Todd Bramblett uses a similar pitch. In September, he founded LeverPoint Inc., a Fairfax company that sets up American companies with teams of software developers in India. Bramblett had used offshore developers to do work for a software start-up he previously led. The start-up failed, but the experience sparked a new business idea.

"We looked around and said, 'You know what, this is really helpful. Why don't we go see if we can help other companies do the same thing?' " Bramblett said.

LeverPoint has 270 employees in New Delhi doing technical work and 30 in the United States managing projects. When LeverPoint wins a new customer, it flies in a project manager from India, who is an employee of LeverPoint, to meet with executives from the U.S. company. The group lays out a plan for the venture, including a timeline and product specifications.

Atlantic Management Center Inc., a Falls Church company that sells technology products and services to the government, is one of LeverPoint's eight customers. Gloria E. Phillips, AMCI's chief executive, said she considered offshore outsourcing two years ago, but never went through with it because she "couldn't find a comfort level" and felt it was too risky to lose management control of the company's work. But Phillips, who launched an offshore project with LeverPoint in November, changed her mind as she learned more about the process and its potential financial benefits.

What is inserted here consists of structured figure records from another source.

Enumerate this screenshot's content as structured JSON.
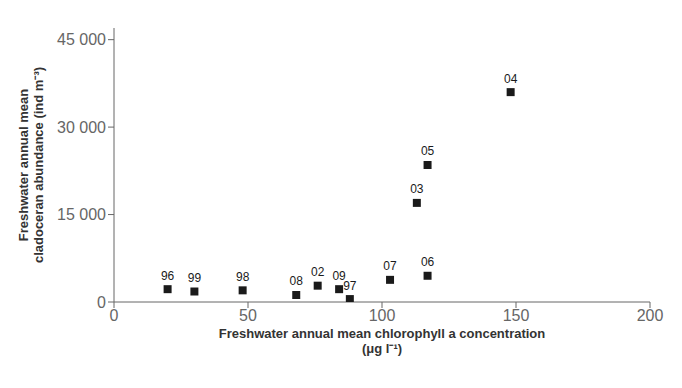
{
  "chart_data": {
    "type": "scatter",
    "x_label": "Freshwater annual mean chlorophyll a  concentration\n(μg l⁻¹)",
    "y_label": "Freshwater annual mean\ncladoceran abundance (ind m⁻³)",
    "x": [
      20,
      30,
      48,
      68,
      76,
      84,
      88,
      103,
      117,
      113,
      117,
      148
    ],
    "values": [
      2200,
      1800,
      2000,
      1200,
      2800,
      2200,
      500,
      3800,
      4500,
      17000,
      23500,
      36000
    ],
    "labels": [
      "96",
      "99",
      "98",
      "08",
      "02",
      "09",
      "97",
      "07",
      "06",
      "03",
      "05",
      "04"
    ],
    "color": "#1a1a1a",
    "marker": "square",
    "xlim": [
      0,
      200
    ],
    "ylim": [
      0,
      47000
    ],
    "xticks": [
      0,
      50,
      100,
      150,
      200
    ],
    "yticks": [
      0,
      {
        "value": 15000,
        "label": "15 000"
      },
      {
        "value": 30000,
        "label": "30 000"
      },
      {
        "value": 45000,
        "label": "45 000"
      }
    ],
    "grid": false
  }
}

She estimated that the company was able to build software that manages environmental sensors for 35 to 40 percent less than it would have cost to do the job with U.S. employees.

One of the biggest advantages, Phillips said, is that the company didn't have to hire new full-time employees for the project. She added AMCI didn't lay anyone off when it contracted with LeverPoint.

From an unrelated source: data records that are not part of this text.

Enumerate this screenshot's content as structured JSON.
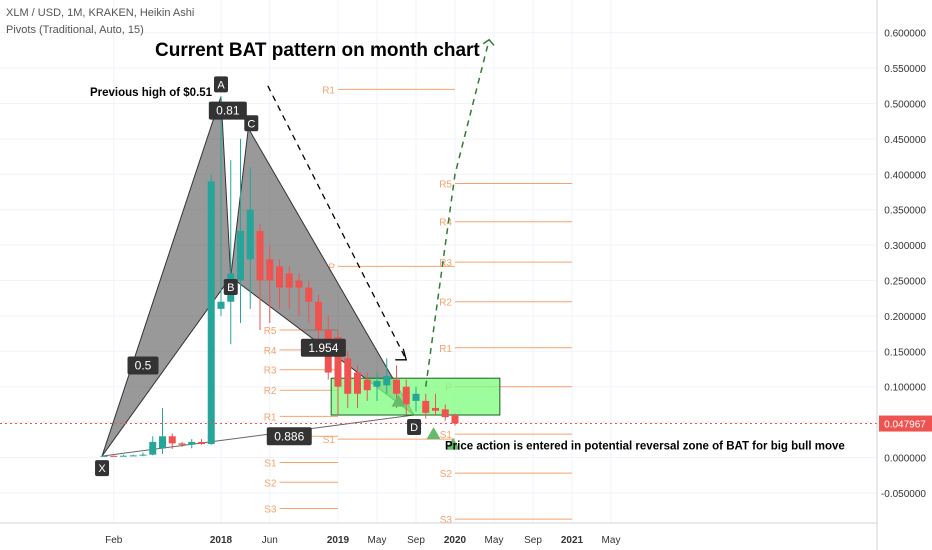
{
  "header": {
    "symbol_line": "XLM / USD, 1M, KRAKEN, Heikin Ashi",
    "indicator_line": "Pivots (Traditional, Auto, 15)"
  },
  "chart_data": {
    "type": "candlestick",
    "title": "Current BAT pattern on month chart",
    "y_axis": {
      "min": -0.08,
      "max": 0.64,
      "ticks": [
        "0.600000",
        "0.550000",
        "0.500000",
        "0.450000",
        "0.400000",
        "0.350000",
        "0.300000",
        "0.250000",
        "0.200000",
        "0.150000",
        "0.100000",
        "0.050000",
        "0.000000",
        "-0.050000"
      ],
      "tick_values": [
        0.6,
        0.55,
        0.5,
        0.45,
        0.4,
        0.35,
        0.3,
        0.25,
        0.2,
        0.15,
        0.1,
        0.05,
        0.0,
        -0.05
      ]
    },
    "x_axis": {
      "labels": [
        "Feb",
        "2018",
        "Jun",
        "2019",
        "May",
        "Sep",
        "2020",
        "May",
        "Sep",
        "2021",
        "May"
      ],
      "label_month_index": [
        1,
        12,
        17,
        24,
        28,
        32,
        36,
        40,
        44,
        48,
        52
      ]
    },
    "current_price": {
      "label": "0.047967",
      "value": 0.047967,
      "color": "#ef5350"
    },
    "candles": [
      {
        "month": 0,
        "open": 0.002,
        "high": 0.003,
        "low": 0.0015,
        "close": 0.0023
      },
      {
        "month": 1,
        "open": 0.0023,
        "high": 0.003,
        "low": 0.0018,
        "close": 0.002
      },
      {
        "month": 2,
        "open": 0.002,
        "high": 0.004,
        "low": 0.0015,
        "close": 0.0025
      },
      {
        "month": 3,
        "open": 0.0025,
        "high": 0.004,
        "low": 0.002,
        "close": 0.003
      },
      {
        "month": 4,
        "open": 0.003,
        "high": 0.007,
        "low": 0.002,
        "close": 0.004
      },
      {
        "month": 5,
        "open": 0.004,
        "high": 0.03,
        "low": 0.003,
        "close": 0.022
      },
      {
        "month": 6,
        "open": 0.013,
        "high": 0.07,
        "low": 0.005,
        "close": 0.03
      },
      {
        "month": 7,
        "open": 0.03,
        "high": 0.034,
        "low": 0.012,
        "close": 0.02
      },
      {
        "month": 8,
        "open": 0.02,
        "high": 0.022,
        "low": 0.015,
        "close": 0.018
      },
      {
        "month": 9,
        "open": 0.018,
        "high": 0.026,
        "low": 0.013,
        "close": 0.022
      },
      {
        "month": 10,
        "open": 0.022,
        "high": 0.026,
        "low": 0.018,
        "close": 0.019
      },
      {
        "month": 11,
        "open": 0.019,
        "high": 0.4,
        "low": 0.018,
        "close": 0.39
      },
      {
        "month": 12,
        "open": 0.21,
        "high": 0.51,
        "low": 0.2,
        "close": 0.22
      },
      {
        "month": 13,
        "open": 0.22,
        "high": 0.42,
        "low": 0.16,
        "close": 0.26
      },
      {
        "month": 14,
        "open": 0.25,
        "high": 0.45,
        "low": 0.19,
        "close": 0.32
      },
      {
        "month": 15,
        "open": 0.28,
        "high": 0.41,
        "low": 0.21,
        "close": 0.35
      },
      {
        "month": 16,
        "open": 0.32,
        "high": 0.33,
        "low": 0.18,
        "close": 0.25
      },
      {
        "month": 17,
        "open": 0.28,
        "high": 0.3,
        "low": 0.19,
        "close": 0.25
      },
      {
        "month": 18,
        "open": 0.27,
        "high": 0.28,
        "low": 0.21,
        "close": 0.24
      },
      {
        "month": 19,
        "open": 0.26,
        "high": 0.27,
        "low": 0.21,
        "close": 0.24
      },
      {
        "month": 20,
        "open": 0.25,
        "high": 0.26,
        "low": 0.2,
        "close": 0.24
      },
      {
        "month": 21,
        "open": 0.24,
        "high": 0.25,
        "low": 0.19,
        "close": 0.22
      },
      {
        "month": 22,
        "open": 0.22,
        "high": 0.23,
        "low": 0.16,
        "close": 0.18
      },
      {
        "month": 23,
        "open": 0.18,
        "high": 0.2,
        "low": 0.11,
        "close": 0.12
      },
      {
        "month": 24,
        "open": 0.17,
        "high": 0.18,
        "low": 0.06,
        "close": 0.1
      },
      {
        "month": 25,
        "open": 0.14,
        "high": 0.15,
        "low": 0.07,
        "close": 0.09
      },
      {
        "month": 26,
        "open": 0.12,
        "high": 0.13,
        "low": 0.07,
        "close": 0.09
      },
      {
        "month": 27,
        "open": 0.11,
        "high": 0.12,
        "low": 0.08,
        "close": 0.095
      },
      {
        "month": 28,
        "open": 0.1,
        "high": 0.12,
        "low": 0.08,
        "close": 0.108
      },
      {
        "month": 29,
        "open": 0.102,
        "high": 0.14,
        "low": 0.09,
        "close": 0.115
      },
      {
        "month": 30,
        "open": 0.11,
        "high": 0.13,
        "low": 0.07,
        "close": 0.09
      },
      {
        "month": 31,
        "open": 0.1,
        "high": 0.11,
        "low": 0.06,
        "close": 0.075
      },
      {
        "month": 32,
        "open": 0.08,
        "high": 0.1,
        "low": 0.065,
        "close": 0.09
      },
      {
        "month": 33,
        "open": 0.08,
        "high": 0.09,
        "low": 0.055,
        "close": 0.063
      },
      {
        "month": 34,
        "open": 0.07,
        "high": 0.09,
        "low": 0.06,
        "close": 0.066
      },
      {
        "month": 35,
        "open": 0.068,
        "high": 0.075,
        "low": 0.052,
        "close": 0.057
      },
      {
        "month": 36,
        "open": 0.06,
        "high": 0.062,
        "low": 0.045,
        "close": 0.048
      }
    ],
    "pattern": {
      "name": "BAT",
      "points": [
        {
          "label": "X",
          "month": -0.2,
          "value": 0.002
        },
        {
          "label": "A",
          "month": 12,
          "value": 0.51
        },
        {
          "label": "B",
          "month": 13,
          "value": 0.255
        },
        {
          "label": "C",
          "month": 14.8,
          "value": 0.465
        },
        {
          "label": "D",
          "month": 31.8,
          "value": 0.06
        }
      ],
      "ratios": [
        {
          "label": "0.5",
          "month": 4,
          "value": 0.13
        },
        {
          "label": "0.81",
          "month": 12.7,
          "value": 0.49
        },
        {
          "label": "1.954",
          "month": 22.5,
          "value": 0.155
        },
        {
          "label": "0.886",
          "month": 19,
          "value": 0.03
        }
      ]
    },
    "pivot_sets": [
      {
        "x_from": 18,
        "x_to": 24,
        "label_month": 18,
        "levels": [
          {
            "name": "R5",
            "value": 0.18
          },
          {
            "name": "R4",
            "value": 0.152
          },
          {
            "name": "R3",
            "value": 0.124
          },
          {
            "name": "R2",
            "value": 0.095
          },
          {
            "name": "R1",
            "value": 0.058
          },
          {
            "name": "P",
            "value": 0.03
          },
          {
            "name": "S1",
            "value": -0.007
          },
          {
            "name": "S2",
            "value": -0.035
          },
          {
            "name": "S3",
            "value": -0.072
          }
        ]
      },
      {
        "x_from": 24,
        "x_to": 36,
        "label_month": 24,
        "levels": [
          {
            "name": "R1",
            "value": 0.52
          },
          {
            "name": "P",
            "value": 0.27
          },
          {
            "name": "S1",
            "value": 0.026
          }
        ]
      },
      {
        "x_from": 36,
        "x_to": 48,
        "label_month": 36,
        "levels": [
          {
            "name": "R5",
            "value": 0.387
          },
          {
            "name": "R4",
            "value": 0.333
          },
          {
            "name": "R3",
            "value": 0.276
          },
          {
            "name": "R2",
            "value": 0.22
          },
          {
            "name": "R1",
            "value": 0.155
          },
          {
            "name": "P",
            "value": 0.1
          },
          {
            "name": "S1",
            "value": 0.033
          },
          {
            "name": "S2",
            "value": -0.022
          },
          {
            "name": "S3",
            "value": -0.087
          }
        ]
      }
    ],
    "prz_zone": {
      "from_month": 23.3,
      "to_month": 40.6,
      "top": 0.112,
      "bottom": 0.06
    },
    "projection_path": [
      {
        "month": 33,
        "value": 0.1
      },
      {
        "month": 36,
        "value": 0.4
      },
      {
        "month": 39.5,
        "value": 0.59
      }
    ],
    "projection_tip": {
      "month": 40,
      "value": 0.582
    },
    "trend_arrow": {
      "from_month": 16.8,
      "from_value": 0.525,
      "to_month": 31,
      "to_value": 0.138
    },
    "markers": [
      {
        "month": 30.2,
        "value": 0.079
      },
      {
        "month": 33.8,
        "value": 0.033
      },
      {
        "month": 35.8,
        "value": 0.018
      }
    ],
    "annotations": [
      {
        "text": "Previous high of $0.51",
        "month": 0,
        "value": 0.516
      },
      {
        "text": "Price action is entered in potential reversal zone of BAT for big bull move",
        "month": 27.8,
        "value": 0.0115
      }
    ],
    "colors": {
      "up": "#26a69a",
      "down": "#ef5350",
      "pivot": "#f7a26b",
      "pattern_fill": "#555555",
      "zone_fill": "#7cfc7c",
      "projection": "#2e7d32"
    }
  }
}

"It gives us a choice," Phillips said. "It's another capability in our toolbox." She said she will use offshore developers again under the right circumstances. "I don't know that it will be our entire business model. I think you've got to look at things on a case-by-case basis."

Suresh Balabisegan cites the dot-com crash as the biggest impetus for the growth of companies like DigiBlitz Technologies Inc., the Falls Church outsourcing firm he founded in 2001. As small businesses struggled to survive, more and more turned to outsourcing as a way to save money, he said.

DigiBlitz has a 100-person operation in Chennai, India, that provides call center and technical support services for clients. The company also acts as a liaison, setting up U.S. companies with other Indian development centers and managing the work for customers. The company, which also targets small companies, now has 10 clients.

As a venture capitalist with New Markets Growth Fund in College Park, Rajesh Rai's day job is to review business plans. But he has become so convinced of the need in the market for offshoring services that he is now helping several of his associates set up such a business.

"As a small company you don't have the resources, the knowledge, the contacts to know how to do it. They are looking for somebody they can talk to here. They don't just want a middleman," Rai said. "I think if there is a company that can do this in the middle well, there is definitely an opportunity for that."